Friday, January 29th 2016
A Phase I/IIa Safety and Efficacy Study of Nebulized Liposome-mediated Gene Therapy for Cystic Fibrosis Supports a Multidose Trial. American Journal of Respiratory and Critical Care Medicine Volume 192, Pages 1389-1392.
The aim of the Pilot study was to assess the safety of a single dose of the Wave 1 product. A total of 35 patients received a single nebulised dose of GL67a/pGM169 in either a 5 ml, 10 ml or 20 ml volume.

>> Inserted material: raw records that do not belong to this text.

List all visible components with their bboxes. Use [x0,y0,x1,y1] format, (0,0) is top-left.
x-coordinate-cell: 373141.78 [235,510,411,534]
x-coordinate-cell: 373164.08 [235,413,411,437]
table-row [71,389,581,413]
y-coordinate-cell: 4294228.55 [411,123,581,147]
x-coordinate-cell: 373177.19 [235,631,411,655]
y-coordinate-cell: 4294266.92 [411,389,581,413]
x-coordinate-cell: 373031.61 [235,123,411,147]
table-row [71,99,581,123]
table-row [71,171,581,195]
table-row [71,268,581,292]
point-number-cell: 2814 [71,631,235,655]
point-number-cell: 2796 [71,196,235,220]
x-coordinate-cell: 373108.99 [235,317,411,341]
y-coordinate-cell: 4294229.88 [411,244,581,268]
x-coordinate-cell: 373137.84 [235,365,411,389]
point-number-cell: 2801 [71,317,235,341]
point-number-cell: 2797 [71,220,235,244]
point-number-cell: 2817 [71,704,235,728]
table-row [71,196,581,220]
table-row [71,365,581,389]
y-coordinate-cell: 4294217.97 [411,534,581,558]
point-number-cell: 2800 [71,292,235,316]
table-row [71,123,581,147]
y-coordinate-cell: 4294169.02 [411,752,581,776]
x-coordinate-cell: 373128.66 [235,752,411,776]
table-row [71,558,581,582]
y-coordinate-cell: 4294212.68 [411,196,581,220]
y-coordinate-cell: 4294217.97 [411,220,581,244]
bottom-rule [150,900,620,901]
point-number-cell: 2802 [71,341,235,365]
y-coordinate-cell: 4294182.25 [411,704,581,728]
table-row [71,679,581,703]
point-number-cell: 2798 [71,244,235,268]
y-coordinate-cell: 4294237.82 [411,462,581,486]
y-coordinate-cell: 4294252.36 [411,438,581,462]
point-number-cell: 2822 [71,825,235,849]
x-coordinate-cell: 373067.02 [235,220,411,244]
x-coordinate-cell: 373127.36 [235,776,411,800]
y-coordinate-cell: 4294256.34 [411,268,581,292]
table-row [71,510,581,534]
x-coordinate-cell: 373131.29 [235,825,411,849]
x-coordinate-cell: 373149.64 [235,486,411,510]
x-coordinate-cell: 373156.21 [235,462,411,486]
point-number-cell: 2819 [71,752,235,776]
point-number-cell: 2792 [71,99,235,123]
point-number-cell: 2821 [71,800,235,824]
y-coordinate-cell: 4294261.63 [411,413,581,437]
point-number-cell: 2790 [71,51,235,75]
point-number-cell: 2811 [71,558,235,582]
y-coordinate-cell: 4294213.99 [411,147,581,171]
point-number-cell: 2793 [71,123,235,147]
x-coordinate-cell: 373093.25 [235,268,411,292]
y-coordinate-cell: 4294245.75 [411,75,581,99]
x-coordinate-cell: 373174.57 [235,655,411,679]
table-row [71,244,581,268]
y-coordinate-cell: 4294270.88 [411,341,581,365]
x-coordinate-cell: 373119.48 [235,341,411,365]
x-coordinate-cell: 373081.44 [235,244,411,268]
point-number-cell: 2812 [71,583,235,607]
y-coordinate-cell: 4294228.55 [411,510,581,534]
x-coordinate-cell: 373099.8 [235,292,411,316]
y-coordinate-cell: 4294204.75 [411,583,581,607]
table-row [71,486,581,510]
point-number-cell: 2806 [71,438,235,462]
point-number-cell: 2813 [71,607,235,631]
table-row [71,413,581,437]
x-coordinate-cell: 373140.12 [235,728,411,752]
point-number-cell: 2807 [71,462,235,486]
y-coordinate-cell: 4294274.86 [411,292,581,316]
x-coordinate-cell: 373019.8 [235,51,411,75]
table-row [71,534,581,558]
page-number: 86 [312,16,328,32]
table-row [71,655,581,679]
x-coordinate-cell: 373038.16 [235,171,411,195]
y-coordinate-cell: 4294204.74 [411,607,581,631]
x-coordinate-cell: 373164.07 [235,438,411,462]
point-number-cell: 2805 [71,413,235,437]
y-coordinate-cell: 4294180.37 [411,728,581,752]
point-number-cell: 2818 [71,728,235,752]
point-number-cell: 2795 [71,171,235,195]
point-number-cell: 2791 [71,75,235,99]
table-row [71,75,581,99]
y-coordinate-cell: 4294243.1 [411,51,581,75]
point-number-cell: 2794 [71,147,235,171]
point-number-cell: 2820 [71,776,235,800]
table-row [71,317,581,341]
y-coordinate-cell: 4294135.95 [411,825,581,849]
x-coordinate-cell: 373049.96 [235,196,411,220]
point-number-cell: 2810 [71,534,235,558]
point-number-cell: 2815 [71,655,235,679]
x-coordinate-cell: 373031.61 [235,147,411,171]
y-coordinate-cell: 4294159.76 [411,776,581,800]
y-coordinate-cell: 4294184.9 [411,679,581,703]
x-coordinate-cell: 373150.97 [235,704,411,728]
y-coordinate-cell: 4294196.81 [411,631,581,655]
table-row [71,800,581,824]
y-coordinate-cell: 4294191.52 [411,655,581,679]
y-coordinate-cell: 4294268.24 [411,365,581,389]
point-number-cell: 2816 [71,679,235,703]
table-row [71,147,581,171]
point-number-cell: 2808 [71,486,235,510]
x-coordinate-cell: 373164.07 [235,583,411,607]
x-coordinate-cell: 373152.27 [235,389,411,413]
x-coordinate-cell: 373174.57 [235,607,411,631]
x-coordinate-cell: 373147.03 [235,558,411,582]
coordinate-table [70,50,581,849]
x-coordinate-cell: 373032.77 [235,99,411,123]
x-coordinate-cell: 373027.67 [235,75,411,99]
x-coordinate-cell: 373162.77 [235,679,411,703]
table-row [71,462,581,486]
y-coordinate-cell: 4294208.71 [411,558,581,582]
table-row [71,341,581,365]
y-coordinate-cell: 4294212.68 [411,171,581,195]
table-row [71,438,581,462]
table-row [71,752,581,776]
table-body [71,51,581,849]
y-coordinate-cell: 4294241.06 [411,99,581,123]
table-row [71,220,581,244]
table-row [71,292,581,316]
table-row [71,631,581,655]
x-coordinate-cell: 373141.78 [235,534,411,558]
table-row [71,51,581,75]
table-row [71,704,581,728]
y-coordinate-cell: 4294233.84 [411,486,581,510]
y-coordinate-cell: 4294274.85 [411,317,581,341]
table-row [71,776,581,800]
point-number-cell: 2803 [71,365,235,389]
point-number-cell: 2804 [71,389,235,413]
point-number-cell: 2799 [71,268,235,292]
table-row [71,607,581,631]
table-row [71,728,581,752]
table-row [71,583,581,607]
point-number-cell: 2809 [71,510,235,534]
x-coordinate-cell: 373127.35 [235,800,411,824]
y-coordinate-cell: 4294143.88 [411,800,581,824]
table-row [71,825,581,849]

The different volumes of the formation were used to assess the optimal dose going forward to the multi-dose clinical trial. The results of this were encouraging and demonsrated that the 5 ml dose was optimal for the patients and this dose was selected for the multi dose clinical trial that followed on from this work.
Publication of these results was delayed because our clinical team were working flat out on the multi dose trial for so long, however the Consortium would like to thank all the patients who volunteered to be part of this important study.
The trial was supported by the UK Cystic Fibrosis Trust and the National Institute for Health Research Respiratory Biomedical Research Unit at the Royal Brompton & Harefield NHS Foundation Trust and Imperial College London and the Biomedical Research Centre, based at Imperial College Healthcare NHS Trust and Imperial College London.